Screen Checkpoints Before The Meeting
Separating the frequently used controls into three areas reduces the time spent choosing the right screen for the meeting.

| No. | Area | What To Check Before The Meeting | How To Use It In The Meeting |
|---|---|---|---|
| 1 | Surface tabs | Choose the point of view to show: Plan, Zone, Model, or Walk. | Ask the client one question at a time. |
| 2 | View condition toolbar | Turn plan, furniture, dimensions, and display conditions on or off. | Remove distracting information and leave only the criteria needed for the discussion. |
| 3 | Bottom tool mode bar | Switch selection, movement, and display modes for the consultation scene. | Reduce awkward screen handling while the client is watching. |
The Client Screen and the Internal Review Screen Are Not Always the Same
When preparing consultation material, it helps to separate internal review screens from client-facing screens. The internal screen often needs more information. The client-facing screen usually works better when it shows less.
For example, Plan can show detailed dimensions and wall conditions.

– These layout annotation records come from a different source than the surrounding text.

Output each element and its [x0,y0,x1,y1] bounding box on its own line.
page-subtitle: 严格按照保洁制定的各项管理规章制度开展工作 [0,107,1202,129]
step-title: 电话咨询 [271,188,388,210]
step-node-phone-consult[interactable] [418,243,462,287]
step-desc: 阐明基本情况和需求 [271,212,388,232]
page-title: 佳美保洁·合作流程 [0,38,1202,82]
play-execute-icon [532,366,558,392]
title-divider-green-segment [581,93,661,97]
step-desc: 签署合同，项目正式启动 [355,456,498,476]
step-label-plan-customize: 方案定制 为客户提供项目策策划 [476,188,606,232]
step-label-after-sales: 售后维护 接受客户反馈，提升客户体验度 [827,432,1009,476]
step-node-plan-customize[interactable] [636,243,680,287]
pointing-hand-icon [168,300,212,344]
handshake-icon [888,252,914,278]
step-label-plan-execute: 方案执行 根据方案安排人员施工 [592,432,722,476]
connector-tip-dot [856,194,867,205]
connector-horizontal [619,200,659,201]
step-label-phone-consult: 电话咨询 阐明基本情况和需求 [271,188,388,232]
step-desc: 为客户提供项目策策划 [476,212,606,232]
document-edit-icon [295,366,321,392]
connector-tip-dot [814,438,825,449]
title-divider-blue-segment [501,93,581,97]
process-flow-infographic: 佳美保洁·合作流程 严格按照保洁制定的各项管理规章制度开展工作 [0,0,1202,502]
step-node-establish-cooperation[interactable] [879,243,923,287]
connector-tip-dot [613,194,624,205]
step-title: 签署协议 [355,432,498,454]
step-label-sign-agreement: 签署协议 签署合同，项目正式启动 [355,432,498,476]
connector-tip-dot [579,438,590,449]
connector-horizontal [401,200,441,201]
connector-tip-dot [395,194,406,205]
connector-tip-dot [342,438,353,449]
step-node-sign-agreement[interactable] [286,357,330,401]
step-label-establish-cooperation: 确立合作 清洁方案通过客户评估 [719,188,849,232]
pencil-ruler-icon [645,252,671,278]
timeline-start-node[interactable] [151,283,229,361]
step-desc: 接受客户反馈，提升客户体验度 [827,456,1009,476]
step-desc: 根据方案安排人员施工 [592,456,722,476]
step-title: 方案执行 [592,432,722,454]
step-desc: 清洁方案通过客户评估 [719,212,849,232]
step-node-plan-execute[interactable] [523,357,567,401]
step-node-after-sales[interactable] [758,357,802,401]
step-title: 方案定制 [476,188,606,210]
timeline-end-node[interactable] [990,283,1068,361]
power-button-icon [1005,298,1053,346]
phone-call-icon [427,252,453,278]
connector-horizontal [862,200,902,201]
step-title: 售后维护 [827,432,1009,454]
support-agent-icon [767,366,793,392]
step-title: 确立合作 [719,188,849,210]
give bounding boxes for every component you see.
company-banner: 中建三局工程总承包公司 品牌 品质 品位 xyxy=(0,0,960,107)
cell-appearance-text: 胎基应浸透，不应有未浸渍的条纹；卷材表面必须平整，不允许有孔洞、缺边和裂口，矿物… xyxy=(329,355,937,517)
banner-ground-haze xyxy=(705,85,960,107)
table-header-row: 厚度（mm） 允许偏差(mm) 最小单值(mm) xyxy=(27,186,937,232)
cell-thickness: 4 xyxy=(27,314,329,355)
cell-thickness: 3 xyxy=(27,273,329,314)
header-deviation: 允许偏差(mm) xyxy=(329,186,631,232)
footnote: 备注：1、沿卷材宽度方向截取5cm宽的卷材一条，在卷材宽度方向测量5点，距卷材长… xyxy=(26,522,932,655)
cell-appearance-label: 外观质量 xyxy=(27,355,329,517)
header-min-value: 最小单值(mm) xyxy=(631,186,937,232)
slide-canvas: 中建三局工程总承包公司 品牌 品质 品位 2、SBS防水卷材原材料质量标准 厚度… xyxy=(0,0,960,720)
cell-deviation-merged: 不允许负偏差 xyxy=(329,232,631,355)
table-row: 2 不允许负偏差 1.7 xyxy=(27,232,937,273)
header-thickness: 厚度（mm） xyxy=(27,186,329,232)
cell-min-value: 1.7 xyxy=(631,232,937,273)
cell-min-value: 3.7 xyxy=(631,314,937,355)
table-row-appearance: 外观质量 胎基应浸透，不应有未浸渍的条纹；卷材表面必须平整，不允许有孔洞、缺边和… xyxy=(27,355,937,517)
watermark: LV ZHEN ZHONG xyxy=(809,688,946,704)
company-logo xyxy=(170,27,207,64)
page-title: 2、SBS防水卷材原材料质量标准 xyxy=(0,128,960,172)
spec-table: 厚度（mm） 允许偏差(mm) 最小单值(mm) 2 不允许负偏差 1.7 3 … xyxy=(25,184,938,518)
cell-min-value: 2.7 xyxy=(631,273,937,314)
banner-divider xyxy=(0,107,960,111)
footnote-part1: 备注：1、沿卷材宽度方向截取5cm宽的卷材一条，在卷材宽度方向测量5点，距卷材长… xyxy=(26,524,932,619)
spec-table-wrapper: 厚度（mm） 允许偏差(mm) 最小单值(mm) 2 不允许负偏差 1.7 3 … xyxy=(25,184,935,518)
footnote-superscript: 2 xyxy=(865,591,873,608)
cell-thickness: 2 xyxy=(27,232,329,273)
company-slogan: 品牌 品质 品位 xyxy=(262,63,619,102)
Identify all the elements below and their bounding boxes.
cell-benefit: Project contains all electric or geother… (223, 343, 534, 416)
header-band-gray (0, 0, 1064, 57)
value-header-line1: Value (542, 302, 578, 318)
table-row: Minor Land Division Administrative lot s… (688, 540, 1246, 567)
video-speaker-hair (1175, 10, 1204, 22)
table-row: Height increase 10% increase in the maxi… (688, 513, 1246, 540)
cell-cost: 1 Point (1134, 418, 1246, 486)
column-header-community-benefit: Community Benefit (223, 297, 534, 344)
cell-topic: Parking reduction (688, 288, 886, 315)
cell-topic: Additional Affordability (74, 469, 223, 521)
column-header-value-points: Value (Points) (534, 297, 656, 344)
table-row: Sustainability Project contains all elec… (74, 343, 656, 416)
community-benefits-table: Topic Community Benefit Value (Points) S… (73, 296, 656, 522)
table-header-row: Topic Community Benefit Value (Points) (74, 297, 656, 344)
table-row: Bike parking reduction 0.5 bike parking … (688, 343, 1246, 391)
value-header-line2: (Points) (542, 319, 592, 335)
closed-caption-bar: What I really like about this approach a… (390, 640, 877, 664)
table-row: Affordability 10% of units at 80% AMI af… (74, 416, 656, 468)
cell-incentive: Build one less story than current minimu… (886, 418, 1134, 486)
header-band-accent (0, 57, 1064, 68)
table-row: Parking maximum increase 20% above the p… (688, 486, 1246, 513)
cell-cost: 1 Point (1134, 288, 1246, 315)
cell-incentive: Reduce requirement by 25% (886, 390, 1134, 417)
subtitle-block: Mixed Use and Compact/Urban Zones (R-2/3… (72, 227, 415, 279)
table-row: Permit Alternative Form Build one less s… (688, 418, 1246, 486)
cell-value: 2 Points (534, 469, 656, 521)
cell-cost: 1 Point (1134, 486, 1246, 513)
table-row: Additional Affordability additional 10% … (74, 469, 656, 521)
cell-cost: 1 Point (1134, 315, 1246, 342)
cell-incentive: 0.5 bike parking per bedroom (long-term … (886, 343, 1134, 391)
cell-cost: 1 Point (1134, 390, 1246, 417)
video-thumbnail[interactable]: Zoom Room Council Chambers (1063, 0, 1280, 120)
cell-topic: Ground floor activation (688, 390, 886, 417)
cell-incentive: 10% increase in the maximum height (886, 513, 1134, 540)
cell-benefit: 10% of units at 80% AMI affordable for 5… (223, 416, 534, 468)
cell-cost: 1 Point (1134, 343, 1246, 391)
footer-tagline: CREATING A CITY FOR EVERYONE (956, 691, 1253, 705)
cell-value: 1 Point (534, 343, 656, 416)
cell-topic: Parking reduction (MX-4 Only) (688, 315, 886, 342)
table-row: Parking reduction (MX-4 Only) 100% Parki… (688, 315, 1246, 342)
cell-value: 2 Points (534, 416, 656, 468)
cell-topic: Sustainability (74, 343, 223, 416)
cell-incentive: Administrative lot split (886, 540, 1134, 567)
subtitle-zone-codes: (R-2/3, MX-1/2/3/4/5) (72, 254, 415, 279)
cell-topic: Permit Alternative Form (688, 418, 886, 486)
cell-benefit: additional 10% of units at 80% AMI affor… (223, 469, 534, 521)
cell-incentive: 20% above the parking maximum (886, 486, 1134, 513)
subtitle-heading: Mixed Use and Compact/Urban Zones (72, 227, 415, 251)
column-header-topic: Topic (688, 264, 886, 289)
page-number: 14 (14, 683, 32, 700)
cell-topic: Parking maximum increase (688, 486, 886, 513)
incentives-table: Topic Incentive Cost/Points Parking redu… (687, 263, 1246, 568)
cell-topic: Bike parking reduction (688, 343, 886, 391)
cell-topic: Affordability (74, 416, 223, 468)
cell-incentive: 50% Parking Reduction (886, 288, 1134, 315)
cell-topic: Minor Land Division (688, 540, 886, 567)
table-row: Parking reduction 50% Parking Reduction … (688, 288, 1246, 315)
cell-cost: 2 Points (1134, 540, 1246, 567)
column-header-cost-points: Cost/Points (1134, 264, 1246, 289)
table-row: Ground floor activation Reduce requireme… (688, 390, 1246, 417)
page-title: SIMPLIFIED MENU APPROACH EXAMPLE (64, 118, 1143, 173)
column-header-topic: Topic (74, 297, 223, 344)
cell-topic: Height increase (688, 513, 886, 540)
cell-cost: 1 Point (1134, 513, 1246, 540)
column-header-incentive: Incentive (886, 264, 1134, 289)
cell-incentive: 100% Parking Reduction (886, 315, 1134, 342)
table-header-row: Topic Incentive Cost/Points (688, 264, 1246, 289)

But at the first meeting, it is often better to leave only the structure that needs confirmation that day. Zone is similar. Internally, the team may review every room name and area. In the meeting, it is better to show only the zones connected to the client's daily life.
| View | What To Check Internally | What To Show The Client |
|---|---|---|
| Plan | Plan basis, walls, door and window positions | The structure that needs confirmation today |
| Zone | Spatial divisions, room names, area basis | Zones connected to daily life |
| Model | Model errors, height, volume | Spatial feeling that a flat plan cannot explain |
| Walk | Route and sightline flow | Scenes the client will actually experience |
With this separation, the team can show INBOT Studio screens without making the meeting feel like a software demo. The screen is not the main character. It is supporting material that helps the client understand the decision in front of them.
What It Means To Use INBOT Studio For Consultation Material
Using INBOT Studio for consultation material does not mean turning every meeting into a 3D presentation. It is closer to the opposite. The team uploads a floor plan, uses the AI-generated initial 3D model as a basis, and chooses only the screens worth showing.
Plan aligns the structure. Zone separates use. Model checks volume. Walk explains the space from the client's eye level. When that order is clear, the meeting becomes a process for judging the space, not an introduction to features. Clients can say more than "it looks good," and the team can find the points that need another design or estimate check more quickly.